SHERLOCK HOLMES : Vous le murmuriez cette nuit en vomissant dans nos commodités la drogue qu’elle vous a fait ingérer hier.
DOCTEUR  WATSON: Diantre! Les chamelles! S’en prendre à moi ainsi, pour une histoire de cœur!
SHERLOCK HOLMES : Et pour retirer la chevalière de votre doigt gonflé, vous avez utilisé le beurre du breakfast.
DOCTEUR  WATSON: Où est cette voleuse de Lily Appletone?
SHERLOCK HOLMES : Elle observait la Tour de Londres, depuis l’autre berge de la Tamise, il y a une heure déjà.
DOCTEUR  WATSON: Holmes, ne pouviez-vous pas le dire plus tôt?!
SHERLOCK HOLMES : C’est ma revanche, Watson.
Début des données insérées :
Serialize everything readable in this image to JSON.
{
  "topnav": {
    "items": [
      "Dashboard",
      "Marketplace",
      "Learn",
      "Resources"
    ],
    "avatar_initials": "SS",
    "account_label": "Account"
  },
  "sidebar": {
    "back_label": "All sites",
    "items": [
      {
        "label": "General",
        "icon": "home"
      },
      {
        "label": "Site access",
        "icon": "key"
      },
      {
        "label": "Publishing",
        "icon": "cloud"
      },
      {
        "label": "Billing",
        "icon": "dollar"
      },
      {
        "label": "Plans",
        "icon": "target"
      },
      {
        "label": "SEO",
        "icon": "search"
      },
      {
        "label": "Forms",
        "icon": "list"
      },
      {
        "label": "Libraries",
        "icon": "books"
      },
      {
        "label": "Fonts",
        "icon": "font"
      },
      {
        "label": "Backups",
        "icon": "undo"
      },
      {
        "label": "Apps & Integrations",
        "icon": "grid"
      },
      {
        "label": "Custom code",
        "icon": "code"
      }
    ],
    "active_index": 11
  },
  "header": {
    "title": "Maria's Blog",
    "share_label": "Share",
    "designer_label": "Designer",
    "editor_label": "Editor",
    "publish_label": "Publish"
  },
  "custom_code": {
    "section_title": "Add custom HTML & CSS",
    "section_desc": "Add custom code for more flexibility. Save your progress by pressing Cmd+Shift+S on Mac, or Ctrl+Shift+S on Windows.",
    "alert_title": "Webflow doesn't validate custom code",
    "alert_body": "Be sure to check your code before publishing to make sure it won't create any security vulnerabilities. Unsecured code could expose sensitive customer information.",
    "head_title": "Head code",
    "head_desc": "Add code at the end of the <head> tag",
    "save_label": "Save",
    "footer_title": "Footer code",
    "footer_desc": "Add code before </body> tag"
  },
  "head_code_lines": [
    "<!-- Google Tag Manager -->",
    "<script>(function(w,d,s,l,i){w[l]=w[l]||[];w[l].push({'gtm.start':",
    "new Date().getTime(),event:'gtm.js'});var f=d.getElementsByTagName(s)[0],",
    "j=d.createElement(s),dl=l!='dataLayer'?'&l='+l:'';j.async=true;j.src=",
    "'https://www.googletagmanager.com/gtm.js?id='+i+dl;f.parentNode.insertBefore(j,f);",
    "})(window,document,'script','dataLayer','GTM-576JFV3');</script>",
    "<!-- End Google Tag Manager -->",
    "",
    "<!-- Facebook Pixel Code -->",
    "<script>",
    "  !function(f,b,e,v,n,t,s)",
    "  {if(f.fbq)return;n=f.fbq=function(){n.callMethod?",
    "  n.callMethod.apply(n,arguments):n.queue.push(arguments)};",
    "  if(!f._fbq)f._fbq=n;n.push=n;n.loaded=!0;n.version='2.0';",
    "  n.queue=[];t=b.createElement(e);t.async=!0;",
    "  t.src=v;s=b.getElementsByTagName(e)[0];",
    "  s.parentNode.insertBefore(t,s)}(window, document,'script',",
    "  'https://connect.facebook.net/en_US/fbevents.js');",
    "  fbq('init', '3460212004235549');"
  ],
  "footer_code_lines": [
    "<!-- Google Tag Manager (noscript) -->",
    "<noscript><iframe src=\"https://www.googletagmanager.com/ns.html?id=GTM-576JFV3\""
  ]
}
Je déteste qu’on glisse ses doigts dans le beurre de mon breakfast.
DOCTEUR  WATSON: Je n’ai pas le temps pour vos sautes d’humeur; je cours à la City.
SHERLOCK HOLMES : Prenez garde tout de même, je crains que nos deux pies voleuses ne nous préparent autre chose.

lundi 18 mars 2013

Sherlock & Watson 3 : Une tonne de soucis



Message du Comm. LEPRINCE, PJ Paris: Pierre Curie tué ce matin. Piste anglaise. Besoin votre aide.
Sherlock HOLMES : Ai lu l'incident dans L'Aurore. PC renversé par charrette pechblende. Charretier coupable ou complice?
Commissaire LEPRINCE : Charr. travaille pour certain Raymund Timor, directeur de cirque américain. J'ignore encore lequel.
Sherlock HOLMES : Cirque Indiana; en ce moment aux Jardins de Lew. Timor l'a racheté. M'en occupe. Faites garder Marie C.
Commissaire LEPRINCE : Nous l'avons conduite en lieu sûr, sous bonne garde. Soyez prudent.

Sherlock & Watson 2 : Une chapka qui rapporte



Sherlock HOLMES : Watson, louez un cabriolet et, sans discuter, allez parier 100£ sur Jouvenceau second dans le Derby.
Docteur WATSON : Holmes, j'obéis mais vous me le paierez ; j'avais rendez-vous avec ma mère. Second, vraiment ?
Sherlock HOLMES : Votre mère ? Enchanté ! Vous lui offrirez une chapka en fennec des neiges avec nos gains. Oui: second !
Docteur WATSON : Mais si nous perdons ? C'est mon argent ! Pour une fois que vous m'en laissez. Me rembourserez-vous ?
Sherlock HOLMES : Bien sûr que non ! Je n'ai pas 100 £. C'est pourquoi vous devez gagner ce pari.